La stampa Usa rivela il no di Gerusalemme all’export dello spyware a Kiev. Una vicenda che fotografa il bivio davanti al quale rischia di trovarsi il governo Bennett
Arabia Saudita, Azerbaigian, Messico e Ungheria sì. Estonia e Ucraina no. Le scelte di Israele sulle esportazioni del software spia Pegasus fanno discutere, dopo le ultime rivelazioni del Washington Post, che ha raccontato gli sforzi ucraini per rafforzare le proprie capacità di sorveglianza. L’Ucraina era appoggiata dagli Stati Uniti, il più stretto alleato di Israele. Che però nel 2019 ha detto no all’esportazione del controverso software sviluppato da Nso Group, società recentemente inserita nella lista nera dall’amministrazione Biden dopo che diversi media hanno rivelato che la sua tecnologia veniva utilizzata da regimi autoritari per prendere di mira dissidenti, giornalisti, attivisti per i diritti umani e persino diversi funzionari del dipartimento di Stato degli Stati Uniti, controllando le loro comunicazioni.

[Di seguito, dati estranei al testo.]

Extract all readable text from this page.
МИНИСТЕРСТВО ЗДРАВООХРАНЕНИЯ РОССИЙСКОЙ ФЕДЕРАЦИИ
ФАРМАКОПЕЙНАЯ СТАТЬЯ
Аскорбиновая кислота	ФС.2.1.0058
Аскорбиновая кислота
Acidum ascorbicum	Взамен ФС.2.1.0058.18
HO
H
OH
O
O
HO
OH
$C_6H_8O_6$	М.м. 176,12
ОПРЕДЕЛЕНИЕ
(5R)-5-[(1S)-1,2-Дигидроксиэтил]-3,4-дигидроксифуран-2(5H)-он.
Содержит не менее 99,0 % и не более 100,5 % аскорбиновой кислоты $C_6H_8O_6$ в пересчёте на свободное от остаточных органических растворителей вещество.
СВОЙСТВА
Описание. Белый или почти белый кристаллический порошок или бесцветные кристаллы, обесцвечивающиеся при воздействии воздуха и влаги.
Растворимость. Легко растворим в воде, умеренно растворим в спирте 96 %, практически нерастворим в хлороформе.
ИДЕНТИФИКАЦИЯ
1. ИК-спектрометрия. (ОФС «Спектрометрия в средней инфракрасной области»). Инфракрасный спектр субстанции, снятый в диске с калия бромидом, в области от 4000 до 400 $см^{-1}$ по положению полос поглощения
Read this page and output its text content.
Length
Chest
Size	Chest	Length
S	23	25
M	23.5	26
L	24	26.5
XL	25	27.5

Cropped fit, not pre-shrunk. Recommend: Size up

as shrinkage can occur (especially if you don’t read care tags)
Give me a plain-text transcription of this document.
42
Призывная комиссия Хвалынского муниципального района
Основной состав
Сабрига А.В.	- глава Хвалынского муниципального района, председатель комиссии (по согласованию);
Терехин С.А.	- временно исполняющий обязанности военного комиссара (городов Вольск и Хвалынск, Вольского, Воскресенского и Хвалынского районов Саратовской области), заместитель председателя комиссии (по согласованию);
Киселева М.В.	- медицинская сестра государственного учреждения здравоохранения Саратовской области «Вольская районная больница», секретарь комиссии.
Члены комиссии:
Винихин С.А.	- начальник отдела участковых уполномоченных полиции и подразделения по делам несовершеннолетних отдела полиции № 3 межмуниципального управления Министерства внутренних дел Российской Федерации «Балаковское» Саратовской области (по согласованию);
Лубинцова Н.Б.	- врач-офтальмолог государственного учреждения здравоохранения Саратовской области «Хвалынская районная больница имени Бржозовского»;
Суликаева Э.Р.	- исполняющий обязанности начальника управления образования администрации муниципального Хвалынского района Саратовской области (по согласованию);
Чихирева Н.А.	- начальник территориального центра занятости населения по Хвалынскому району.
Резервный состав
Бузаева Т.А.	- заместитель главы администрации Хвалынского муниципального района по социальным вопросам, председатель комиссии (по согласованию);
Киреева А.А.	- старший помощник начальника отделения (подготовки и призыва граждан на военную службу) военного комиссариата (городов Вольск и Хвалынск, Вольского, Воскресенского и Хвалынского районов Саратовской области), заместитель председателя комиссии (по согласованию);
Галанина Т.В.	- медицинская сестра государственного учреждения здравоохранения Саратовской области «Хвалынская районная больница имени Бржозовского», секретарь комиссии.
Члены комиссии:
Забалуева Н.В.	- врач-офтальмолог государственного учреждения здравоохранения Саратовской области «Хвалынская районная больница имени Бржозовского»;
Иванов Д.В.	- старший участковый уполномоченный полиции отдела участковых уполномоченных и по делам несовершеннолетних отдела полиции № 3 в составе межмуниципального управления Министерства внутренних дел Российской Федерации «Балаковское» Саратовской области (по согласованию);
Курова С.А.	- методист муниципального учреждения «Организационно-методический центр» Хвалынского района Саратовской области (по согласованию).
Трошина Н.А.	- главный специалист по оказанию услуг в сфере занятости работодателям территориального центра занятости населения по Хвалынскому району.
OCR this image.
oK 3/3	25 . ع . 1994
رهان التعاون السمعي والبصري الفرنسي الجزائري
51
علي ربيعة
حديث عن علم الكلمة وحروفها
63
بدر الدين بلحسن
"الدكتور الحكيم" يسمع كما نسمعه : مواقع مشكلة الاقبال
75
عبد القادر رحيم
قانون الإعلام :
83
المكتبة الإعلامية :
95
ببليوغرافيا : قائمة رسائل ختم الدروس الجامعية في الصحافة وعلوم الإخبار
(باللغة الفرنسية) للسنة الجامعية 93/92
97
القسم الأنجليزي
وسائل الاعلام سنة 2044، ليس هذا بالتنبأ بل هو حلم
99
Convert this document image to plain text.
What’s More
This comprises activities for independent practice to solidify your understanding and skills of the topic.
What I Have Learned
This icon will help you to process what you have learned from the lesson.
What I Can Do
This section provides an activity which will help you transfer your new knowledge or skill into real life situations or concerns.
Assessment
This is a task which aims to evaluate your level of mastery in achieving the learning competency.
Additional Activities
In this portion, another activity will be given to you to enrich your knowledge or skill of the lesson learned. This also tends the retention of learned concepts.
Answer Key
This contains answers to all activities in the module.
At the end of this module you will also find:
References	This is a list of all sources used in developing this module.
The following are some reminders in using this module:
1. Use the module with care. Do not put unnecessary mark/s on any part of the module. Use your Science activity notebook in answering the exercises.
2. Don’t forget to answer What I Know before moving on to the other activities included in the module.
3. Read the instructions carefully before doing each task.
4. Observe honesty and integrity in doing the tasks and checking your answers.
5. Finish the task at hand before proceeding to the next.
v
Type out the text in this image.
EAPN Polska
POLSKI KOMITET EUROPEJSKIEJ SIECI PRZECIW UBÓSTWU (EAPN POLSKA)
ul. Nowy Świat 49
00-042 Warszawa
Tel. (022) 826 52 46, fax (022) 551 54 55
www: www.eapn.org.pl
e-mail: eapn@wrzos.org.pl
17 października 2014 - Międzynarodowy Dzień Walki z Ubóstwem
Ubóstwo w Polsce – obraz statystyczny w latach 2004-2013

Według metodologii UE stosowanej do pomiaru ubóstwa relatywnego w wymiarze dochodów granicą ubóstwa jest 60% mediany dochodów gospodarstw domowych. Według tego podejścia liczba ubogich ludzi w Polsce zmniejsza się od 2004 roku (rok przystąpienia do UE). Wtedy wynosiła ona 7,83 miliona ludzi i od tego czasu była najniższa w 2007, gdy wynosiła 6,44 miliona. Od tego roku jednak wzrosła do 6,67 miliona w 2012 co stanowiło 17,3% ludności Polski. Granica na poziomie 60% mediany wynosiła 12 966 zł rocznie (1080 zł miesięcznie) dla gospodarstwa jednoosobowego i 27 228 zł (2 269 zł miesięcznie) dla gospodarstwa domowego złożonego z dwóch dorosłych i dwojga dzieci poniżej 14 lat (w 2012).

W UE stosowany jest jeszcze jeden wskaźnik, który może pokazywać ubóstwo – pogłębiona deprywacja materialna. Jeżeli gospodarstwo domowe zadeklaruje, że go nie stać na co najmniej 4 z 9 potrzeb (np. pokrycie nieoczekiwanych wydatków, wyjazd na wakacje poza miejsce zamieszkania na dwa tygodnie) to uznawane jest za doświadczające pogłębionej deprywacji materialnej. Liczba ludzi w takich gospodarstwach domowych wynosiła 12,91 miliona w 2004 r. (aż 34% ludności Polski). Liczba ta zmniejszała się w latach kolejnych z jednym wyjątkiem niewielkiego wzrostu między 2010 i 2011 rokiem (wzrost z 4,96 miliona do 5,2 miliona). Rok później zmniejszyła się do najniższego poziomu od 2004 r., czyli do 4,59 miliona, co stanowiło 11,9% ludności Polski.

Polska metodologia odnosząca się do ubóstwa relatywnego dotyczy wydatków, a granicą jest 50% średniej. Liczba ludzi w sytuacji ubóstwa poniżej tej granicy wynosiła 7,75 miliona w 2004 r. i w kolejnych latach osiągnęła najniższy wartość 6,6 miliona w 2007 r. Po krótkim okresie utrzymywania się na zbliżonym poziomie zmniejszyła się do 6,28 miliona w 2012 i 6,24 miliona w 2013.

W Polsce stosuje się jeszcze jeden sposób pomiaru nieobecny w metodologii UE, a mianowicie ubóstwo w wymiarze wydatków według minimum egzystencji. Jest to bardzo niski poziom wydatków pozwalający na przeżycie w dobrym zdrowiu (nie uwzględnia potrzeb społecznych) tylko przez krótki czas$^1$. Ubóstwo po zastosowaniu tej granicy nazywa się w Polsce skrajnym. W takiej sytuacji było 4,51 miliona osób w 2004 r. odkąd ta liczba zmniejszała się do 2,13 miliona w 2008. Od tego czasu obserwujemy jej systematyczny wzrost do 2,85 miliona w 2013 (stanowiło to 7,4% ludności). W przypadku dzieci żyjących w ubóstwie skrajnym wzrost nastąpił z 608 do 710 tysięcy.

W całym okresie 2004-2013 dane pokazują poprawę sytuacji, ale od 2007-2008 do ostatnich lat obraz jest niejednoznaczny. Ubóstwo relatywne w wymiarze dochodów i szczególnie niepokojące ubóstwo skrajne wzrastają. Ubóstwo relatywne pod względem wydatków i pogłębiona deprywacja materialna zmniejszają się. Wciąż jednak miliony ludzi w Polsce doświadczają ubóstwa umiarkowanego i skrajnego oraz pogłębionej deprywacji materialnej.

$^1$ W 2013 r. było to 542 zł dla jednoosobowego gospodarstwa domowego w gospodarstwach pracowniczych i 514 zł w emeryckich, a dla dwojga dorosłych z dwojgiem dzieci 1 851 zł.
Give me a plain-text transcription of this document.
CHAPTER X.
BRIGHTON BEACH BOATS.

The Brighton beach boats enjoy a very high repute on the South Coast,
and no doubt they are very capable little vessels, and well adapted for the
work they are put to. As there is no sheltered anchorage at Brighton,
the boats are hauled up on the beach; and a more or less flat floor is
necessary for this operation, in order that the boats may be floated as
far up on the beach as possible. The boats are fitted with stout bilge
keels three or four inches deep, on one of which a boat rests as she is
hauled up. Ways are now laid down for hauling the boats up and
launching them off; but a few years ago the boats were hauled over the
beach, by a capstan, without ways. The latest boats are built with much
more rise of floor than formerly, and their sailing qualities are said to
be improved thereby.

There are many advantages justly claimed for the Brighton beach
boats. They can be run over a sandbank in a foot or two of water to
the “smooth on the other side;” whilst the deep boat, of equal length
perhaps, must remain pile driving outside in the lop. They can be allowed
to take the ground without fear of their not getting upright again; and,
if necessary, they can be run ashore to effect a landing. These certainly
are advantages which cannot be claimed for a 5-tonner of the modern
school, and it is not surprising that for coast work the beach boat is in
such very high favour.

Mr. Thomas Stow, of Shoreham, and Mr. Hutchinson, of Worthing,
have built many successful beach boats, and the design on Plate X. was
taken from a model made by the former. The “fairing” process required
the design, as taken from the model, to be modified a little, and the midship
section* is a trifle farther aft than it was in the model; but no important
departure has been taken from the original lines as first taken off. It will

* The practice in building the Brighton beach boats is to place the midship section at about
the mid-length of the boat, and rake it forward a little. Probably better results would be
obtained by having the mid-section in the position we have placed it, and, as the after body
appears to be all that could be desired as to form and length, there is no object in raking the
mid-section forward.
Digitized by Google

La bocciatura israeliana risalirebbe al 2019 ma l’esatta tempistica non è chiara, osserva il Washington Post. I timori su una possibile reazione della Russia hanno avuto effetto anche sugli accordi di Nso e l’Estonia. Il gruppo ha inizialmente concesso in licenza Pegasus all’Estonia ma ha successivamente imposto restrizioni sul suo uso.
L’azienda ha risposto definendo queste notizie “dicerie, allusioni politiche e falsità”. Il ministero della Difesa israeliano ha precisato che “le decisioni politiche relative ai controlli sulle esportazioni tengono conto di considerazioni di sicurezza e strategiche, che includono l’adesione agli accordi internazionali”. Parole che sembrano confermare quanto più volte sottolineato da diversi giornali, come il Guardian: le vendite di Pegasus sono spesso in linea con la politica estera israeliana. Ed è per questo che Israele avrebbe detto no all’Ucraina, per timore di irritare la Russia, su cui il governo israeliano conta guardando al possibile ritorno degli Stati Uniti nell’accordo nucleare Jcpoa.
Un alto funzionario dell’intelligence ucraina ha affermato che la decisione di Israele ha lasciato Kiev “confusa”. La vicenda è stata ripresa anche dal New York Times secondo cui un altro alto funzionario ucraino ha affermato che il suo governo sarebbe deluso da Israele. La tecnologia avrebbe, infatti, potuto essere utilizzata per monitorare i progressi militari della Russia nei mesi precedenti l’invasione e fornire a Kiev una migliore comprensione di ciò che stava per accadere.
Durante il suo discorso in collegamento con la Knesset, il Parlamento di Israele, il presidente ucraino Volodymyr Zelensky ha criticato Israele per non aver fornito al suo Paese il sistema antimissile Iron Dome e altre armi difensive, oltreché per non essersi unito ad altre nazioni occidentali nell’imporre severe sanzioni economiche alla Russia. Ha criticato Israele, lui ebreo, invocando l’Olocausto, attirandosi le ire del governo di Gerusalemme. La guerra della Russia ha lo scopo di distruggere il popolo ucraino proprio come i nazisti avevano voluto la distruzione del popolo ebraico, ha detto. Dunque, “la mediazione può essere tra gli Stati, ma non tra il bene e il male”.
Successivamente, però, Zelensky ha fatto marcia indietro, lodando il ruolo di Israele e del governo di Naftali Bennett come negoziatore e sostenendo l’idea Gerusalemme come sede di un vertice Russia-Ucraina. Nelle ultime ore la stampa israeliana ha rivelato che alcuni veterani delle unità d’élite dell’esercito israeliano sono operativi sul suolo ucraino per addestrare le truppe contro l’avanzata russa.
In ogni caso, questa vicenda fotografa in maniera precisa e dettaglia alle difficoltà di Israele nel conflitto: prova a mediare forte dei buoni rapporti con entrambe le parti sfruttando il suo non essere parte della Nato, ma a che prezzo?